Convert $\int_0^{\pi/6} \int_{0}^{2/\cos\theta} r \ dr \ d\theta$ to cartesian coordinates?

Question

$$\int_0^{\pi/6} \int_{0}^{2/\cos\theta} r \ dr \ d\theta$$

I'm not sure how to sketch out the region of this while it's still in polar coordinates (in particular, I don't know how to interpret $r=2/ \cos\theta$ or what that would look like on the cartesian plane).

So I first try to convert it. At some point $r = 2/\cos\theta$, so $r \cos\theta = x = 2$.

Also, the original outer integrals tells us we're dealing with the right angle triangle within the unit circle corresponding to angle $\pi/6$. This triangle has a height of $1/2$ and a width of $\sqrt3/2$. I use these two numbers to calculate the slope of the triangle's diagonal and find that that diagonal can be described with the line $y=(\sqrt3/4)x$ .

So the integral I arrive at is $$\int_0^2 \int_0^{(\sqrt3/4)x} dy \ dx$$

But apparently that's wrong. I'm not sure how else to go about this, any help is appreciated!

Answer 1

Your triangle has horizontal leg =2 (since $x=r\cos\theta=2$).
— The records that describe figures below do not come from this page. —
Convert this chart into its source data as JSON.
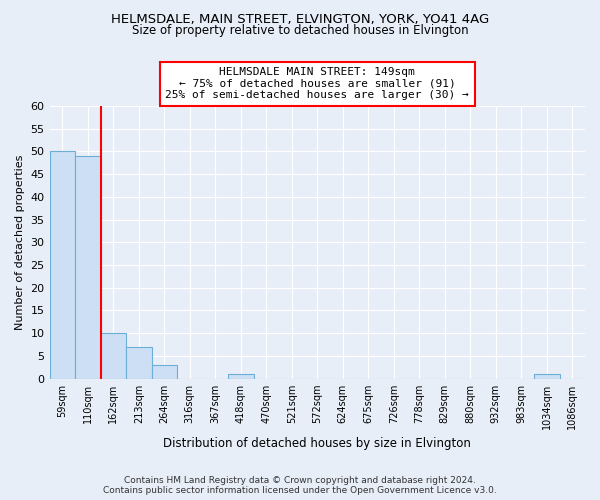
{
  "title": "HELMSDALE, MAIN STREET, ELVINGTON, YORK, YO41 4AG",
  "subtitle": "Size of property relative to detached houses in Elvington",
  "xlabel": "Distribution of detached houses by size in Elvington",
  "ylabel": "Number of detached properties",
  "bin_labels": [
    "59sqm",
    "110sqm",
    "162sqm",
    "213sqm",
    "264sqm",
    "316sqm",
    "367sqm",
    "418sqm",
    "470sqm",
    "521sqm",
    "572sqm",
    "624sqm",
    "675sqm",
    "726sqm",
    "778sqm",
    "829sqm",
    "880sqm",
    "932sqm",
    "983sqm",
    "1034sqm",
    "1086sqm"
  ],
  "bar_heights": [
    50,
    49,
    10,
    7,
    3,
    0,
    0,
    1,
    0,
    0,
    0,
    0,
    0,
    0,
    0,
    0,
    0,
    0,
    0,
    1,
    0
  ],
  "bar_color": "#ccdff5",
  "bar_edge_color": "#6baed6",
  "annotation_box_text": "HELMSDALE MAIN STREET: 149sqm\n← 75% of detached houses are smaller (91)\n25% of semi-detached houses are larger (30) →",
  "ylim": [
    0,
    60
  ],
  "yticks": [
    0,
    5,
    10,
    15,
    20,
    25,
    30,
    35,
    40,
    45,
    50,
    55,
    60
  ],
  "background_color": "#e8eef8",
  "grid_color": "#ffffff",
  "footer_line1": "Contains HM Land Registry data © Crown copyright and database right 2024.",
  "footer_line2": "Contains public sector information licensed under the Open Government Licence v3.0."
}
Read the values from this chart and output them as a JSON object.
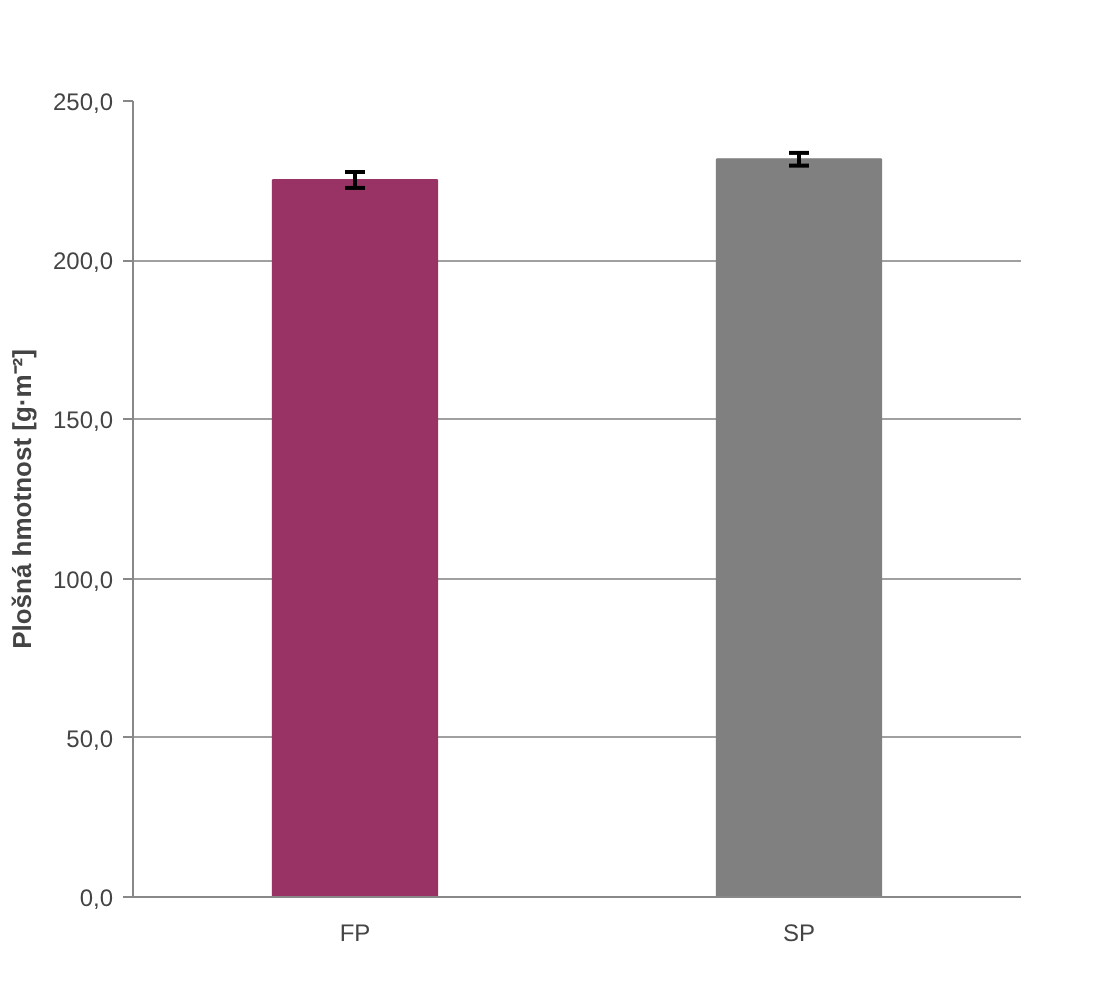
{
  "chart_data": {
    "type": "bar",
    "ylabel": "Plošná hmotnost [g·m⁻²]",
    "categories": [
      "FP",
      "SP"
    ],
    "values": [
      225.2,
      231.7
    ],
    "colors": [
      "#993366",
      "#808080"
    ],
    "errors": [
      2.5,
      2.0
    ],
    "ylim": [
      0,
      250
    ],
    "yticks": [
      {
        "value": 0,
        "label": "0,0"
      },
      {
        "value": 50,
        "label": "50,0"
      },
      {
        "value": 100,
        "label": "100,0"
      },
      {
        "value": 150,
        "label": "150,0"
      },
      {
        "value": 200,
        "label": "200,0"
      },
      {
        "value": 250,
        "label": "250,0"
      }
    ],
    "grid": "y"
  }
}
Since the angle opposite to the vertical leg is $\pi/6$, the height is $2\tan(\pi/6)=2\sqrt{3}/3$, and the equation of the hypotenuse is $y=(\sqrt{3}/3)x$. Your integral in Cartesian coordinates is $$ \int\limits_0^2\int\limits_0^{\sqrt{3}x/3}\,dy\,dx $$ since $rdrd\theta=dxdy$.

Answer 2

The integral represents the shaded area and the correct conversion is

$$\int_0^{\pi/6} \int_{0}^{2/\cos\theta} r dr d\theta= \int_0^2 \int_0^{x/\sqrt3 }dy dx$$

The triangle has the width $2$ and the height $2/\sqrt3$.